Striated muscle generates contractile force and shortens as polar actin (thin) filaments slide past bipolar myosin (thick) filaments. Maximal force is able to be produced when thin filaments completely overlap the motor domains (heads) which occurs when the thin filament slow-growing (pointed) ends extend to the central (∼0.2 micrometer) thick filament bare zone devoid of myosin heads. The assembly of thin and thick filaments into regular contractile units (sarcomeres) is complex and highly-regulated, yet also robust; allowing diverse vertebrate and invertebrate animals to produce a variety of sarcomeric architectures with specific physiological contractile properties. Maximal thin-thick filament overlap in vivo is highly conserved among all types of striated muscle examined and highlights its importance. How thin-thick filament overlap is specified and maintained in different muscles is uncertain, but it manifests as the uniform and precise specification of thin filament lengths and involves the exchange of actin subunits at pointed ends and dynamic pointed-end capping by tropomodulin (Tmod). Here, we use CRISPR-Cas9 gene editing and fluorescence microscopy to investigate whether interactions between myosin heads and pointed ends are necessary for specifying thin filament lengths in C. elegans obliquely striated body wall muscle.
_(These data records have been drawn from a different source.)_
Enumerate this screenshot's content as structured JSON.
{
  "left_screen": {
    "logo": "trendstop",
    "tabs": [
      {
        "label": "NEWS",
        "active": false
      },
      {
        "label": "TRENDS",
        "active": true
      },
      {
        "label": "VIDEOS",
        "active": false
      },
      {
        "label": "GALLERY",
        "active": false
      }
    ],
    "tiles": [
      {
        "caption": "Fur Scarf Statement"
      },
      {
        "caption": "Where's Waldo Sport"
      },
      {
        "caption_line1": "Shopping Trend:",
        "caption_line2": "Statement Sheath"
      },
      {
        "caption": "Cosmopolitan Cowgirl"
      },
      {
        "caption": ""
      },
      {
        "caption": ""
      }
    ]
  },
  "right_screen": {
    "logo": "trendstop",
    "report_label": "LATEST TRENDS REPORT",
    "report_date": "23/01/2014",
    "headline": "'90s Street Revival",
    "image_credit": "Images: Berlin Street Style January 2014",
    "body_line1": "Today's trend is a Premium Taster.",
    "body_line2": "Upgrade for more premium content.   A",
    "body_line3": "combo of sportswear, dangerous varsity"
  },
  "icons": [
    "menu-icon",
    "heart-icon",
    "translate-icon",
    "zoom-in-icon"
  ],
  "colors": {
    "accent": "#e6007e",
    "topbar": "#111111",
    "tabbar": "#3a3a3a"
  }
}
To determine the position of thin filament pointed ends, we inserted the green fluorescent protein (GFP) coding sequence in-frame with the C. elegans Tmd1 gene to generate a GFP-Tmod fusion protein. Homozygous GFP-Tmod worms are indistinguishable from wildtype worms demonstrating that the GFP fusion is completely functional. In body wall muscle, GFP-Tmod appears as regular striations that co-localize with myosin thick filaments. GFP-Tmod striations appear as single bands (singlets) or closely spaced double bands (doublets) in living worms confirming that thin-thick filament overlap is complete. In contrast, GFP-Tmod striations appear as more broadly-spaced doublets in headless-myoA transgenic worms that were designed to have an expanded (∼2 micrometer) thick filament bare zone. Our results show that thin filament pointed ends redistribute their location in response to changing the size of the thick filament bare zone. The response of pointed ends suggests that interactions with myosin heads stabilize pointed ends, increasing thin filament lengths until they fully overlap with thick filaments and permit optimal force generation.